I walked into the living room and grabbed a couple of bottles of water and flopped down next to Terri who had landed there a few moments earlier.

"Do you really think we could do this?" I asked.

"I think so, did you really want to try to get this started after working a full day, five days a week? That sounds like a recipe for fast burnout." She cautioned.

"I'm more worried about what happens between us, if all we do is work." I said, and rubbed her leg.

"Have you ever worked for yourself before?" She asked.

I waved my hand around in the air and said "I guess fixing this place up is working for myself, especially if I can sell it after it's done, though I suppose I'll ask Dad to give me some pointers on that."

"Do you talk to him much?"

"Not as much as I should, same with my Mom. How about you? Still talk to your folks?"

"I'm a bit like you, less close with my Mom than my Dad. They've always known I wasn't like other boys and they both handled it really well, but I guess the shock of Mom seeing me in a dress and then the first time I bought a guy home, I suppose it was too much for her. Dad just went with it and has always said he'd support me in any decisions I made and he's always been there so..." She shrugged as she finished speaking.

"Us misfits, huh?"

She chuckled at that.

"We're still on for hanging out this weekend right?" She asked.

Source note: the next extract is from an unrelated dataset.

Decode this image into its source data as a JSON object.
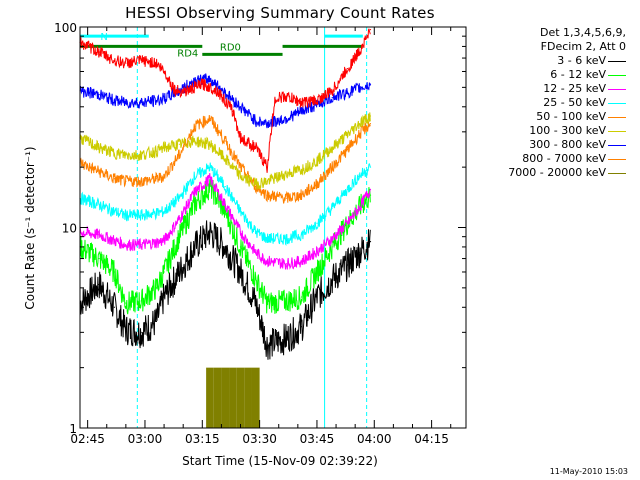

"I'm happy to take you somewhere nicer than this old house, but if you want to just hang out here, we can do that."

"I want to do more than just hang out here, I want to help you work on the place."

"Seriously?" I asked, surprised, Terri didn't seem like a woman that had any interest in fixing houses.

"This house has a lot of character, I think about it, when I'm not thinking about you. I wonder who the first family was that lived here, and what their lives were like. I wonder if they had the same kind of complex life I've had and why they moved away. It's easy for me to get curious about old stuff like that I guess."